The plan to spur job creation that President Barack Obama is expected to present on Thursday to both houses of Congress includes an injection of about $300 billion into the U.S. economy.

So far, the administration has not confirmed the figures presented in media accounts.

The president's proposals "will be specific, they will be measurable, they will be paid for," White House spokesman Jay Carney said Wednesday at his daily press briefing.

He declined to mention a specific figure.

"The president will propose new meaningful initiatives to create jobs and grow the economy and it will be fully paid for," White House Communications Director Dan Pfeiffer said on Twitter.

The plan will include investments in infrastructure and direct aid to state and municipal governments, according to press stories citing unnamed officials.

It will also include an extension of payroll tax cuts as well as an extension of jobless benefits.

In addition, it will also include tax breaks for companies that hire previously unemployed workers.

To win over the Republicans, who hold a majority in the House of Representatives and have made spending cuts their main electoral issue, Obama, according to the sources, will offer deficit reductions identical in size to the amount of the plan.

With these announcements, the president is seeking to regain the political initiative in the face of a Republican surge in the polls and to give a new boost to the still-stagnant economy, the latest indicators for which have given rise to fears of a double-dip recession.

More than two years have passed since the United States emerged from its worst economic slowdown since the Great Depression, accompanied by the loss of 8.5 million jobs.

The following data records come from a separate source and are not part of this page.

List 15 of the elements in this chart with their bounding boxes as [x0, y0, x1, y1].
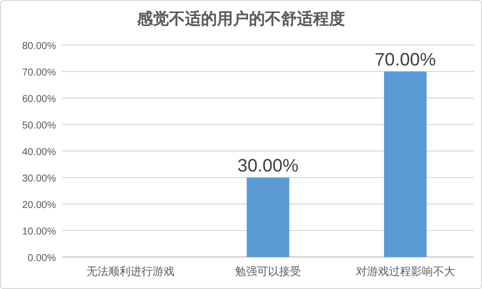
ytick: 70.00% [22, 68, 56, 78]
xtick: 无法顺利进行游戏 [86, 266, 175, 278]
ytick: 10.00% [22, 226, 56, 238]
ytick: 20.00% [22, 200, 56, 211]
title: 感觉不适的用户的不舒适程度 [137, 11, 345, 28]
xtick: 勉强可以接受 [235, 266, 301, 278]
ytick: 40.00% [22, 147, 56, 158]
data-label: 70.00% [374, 50, 436, 70]
ytick: 30.00% [22, 174, 56, 184]
ytick: 60.00% [22, 94, 56, 105]
ytick: 80.00% [22, 41, 56, 52]
ytick: 0.00% [28, 253, 56, 264]
data-label: 30.00% [237, 156, 299, 176]
xtick: 对游戏过程影响不大 [356, 266, 455, 278]
ytick: 50.00% [22, 120, 56, 132]
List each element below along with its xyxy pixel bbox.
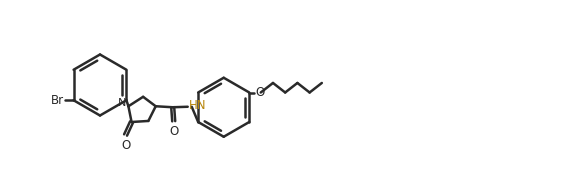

The recovery continues to be slow, however, and the unemployment rate remains above 9 percent.

The economic situation is the main concern of voters in the runup to the November 2012 elections and, according to opinion polls, more and more Americans believe the country is moving in the wrong direction.

All that translates into the fact that the president, according to surveys released this week, has fallen to his lowest level of popularity since he took office, around 44 percent, while more than 50 percent of the public is dissatisfied with his handling of the economy.

At the same time, the number of voters who are considering voting Republican is growing.